Classification performance of estimated transcript expressions and gene expression on the small cancer gene list.
The mean AUC scores of classifying patients by estimated transcript (gene) expression in four-fold cross-validation for each dataset are reported. The best AUCs across the five models using isoforms as features are bold.
Table 5.
Classification performance of estimated transcript expressions and gene expression on the large cancer gene list.
The mean AUC scores of classifying patients by estimated transcript (gene) expression in four-fold cross-validation for each dataset are reported. The best AUCs across the five models are bold.
Fig 6.
Statistical analysis with randomized networks.

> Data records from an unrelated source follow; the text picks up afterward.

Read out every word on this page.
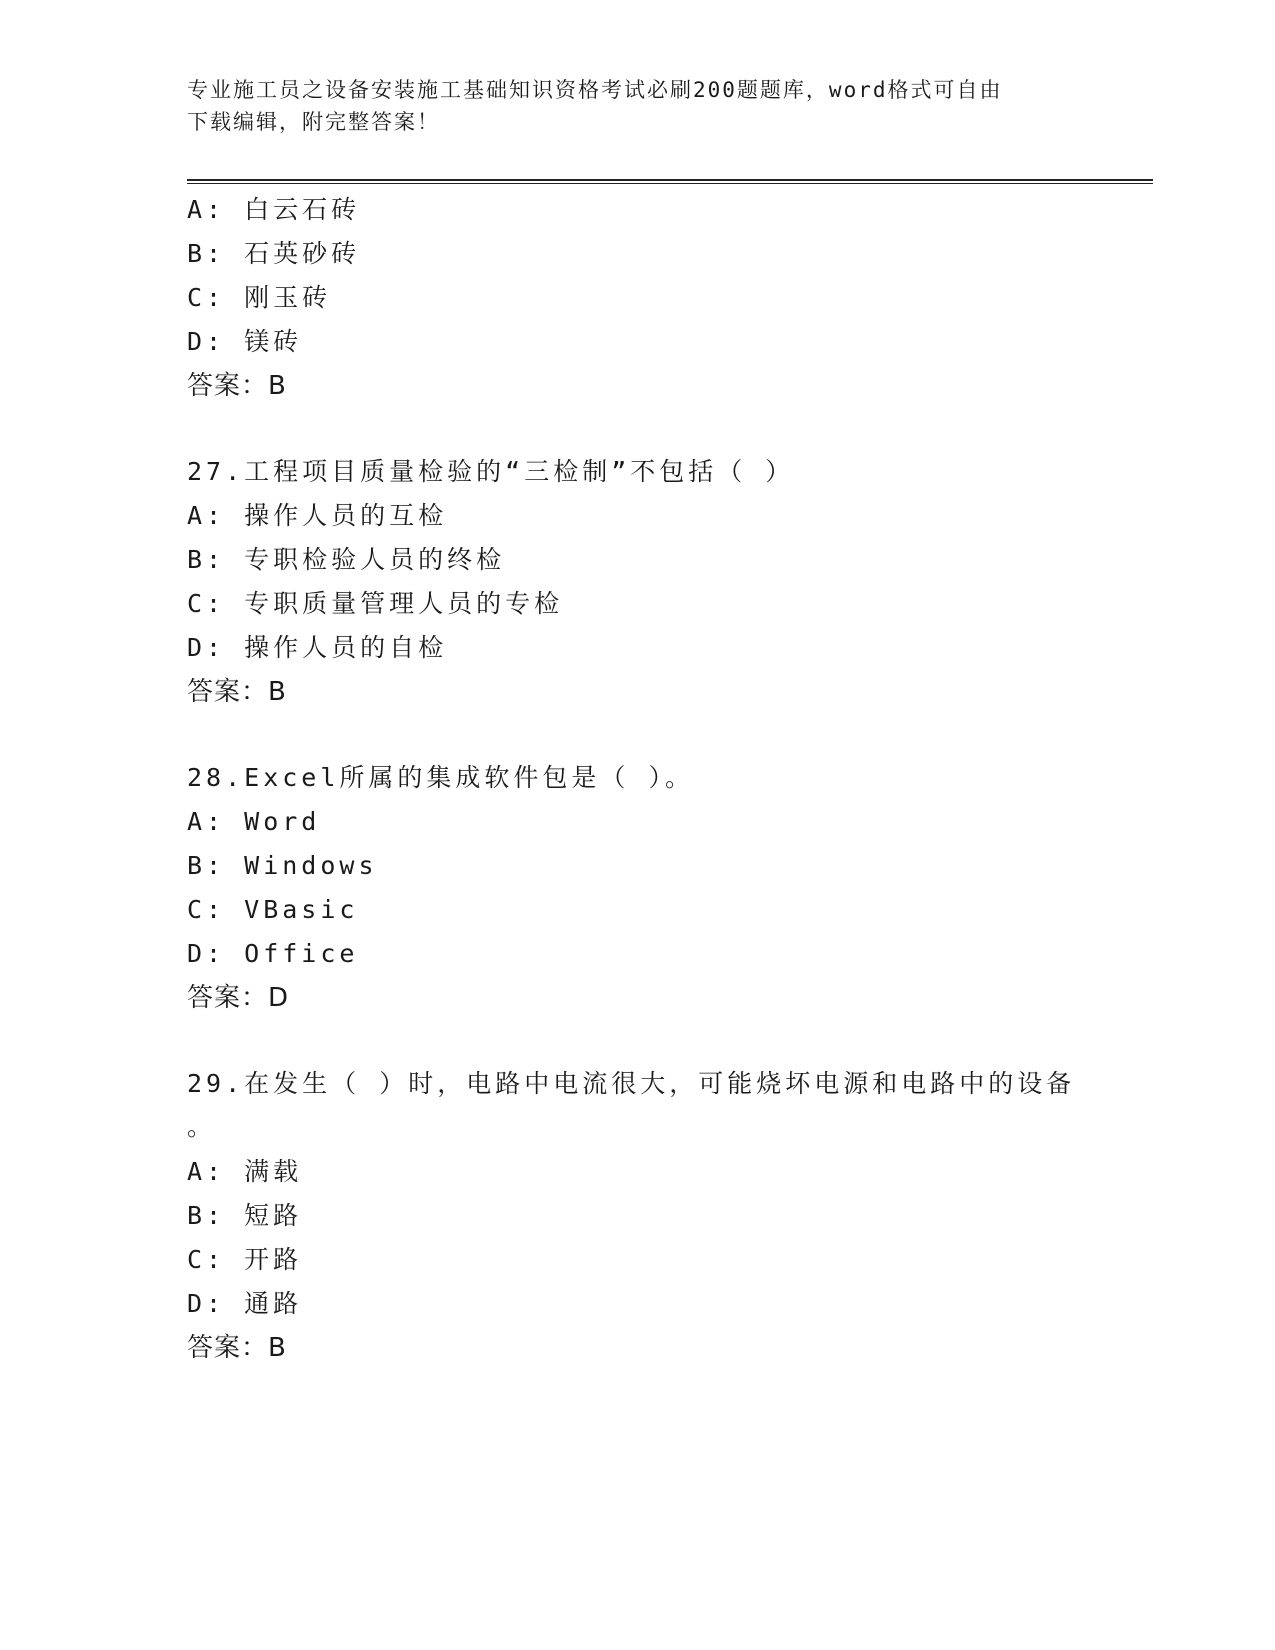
专业施工员之设备安装施工基础知识资格考试必刷200题题库，word格式可自由
下载编辑，附完整答案！
A: 白云石砖
B: 石英砂砖
C: 刚玉砖
D: 镁砖
答案：B
27.工程项目质量检验的“三检制”不包括（ ）
A: 操作人员的互检
B: 专职检验人员的终检
C: 专职质量管理人员的专检
D: 操作人员的自检
答案：B
28.Excel所属的集成软件包是（ ）。
A: Word
B: Windows
C: VBasic
D: Office
答案：D
29.在发生（ ）时，电路中电流很大，可能烧坏电源和电路中的设备
。
A: 满载
B: 短路
C: 开路
D: 通路
答案：B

Comparison of the classification results by the randomized networks and the true network. The λ parameter was fixed to be 0.1 in all the experiments. The blue star and the red star represent the results with the real network and without network (base EM), respectively. The boxplot shows the results with the randomized networks.
Fig 7.
The plots show the CPU time (Intel Xeon E5-1620 with 3.70GHZ) for running the Net-RSTQ algorithm one three networks, the small transcript network, the large transcript network, and an artificial huge network of 10000 transcripts.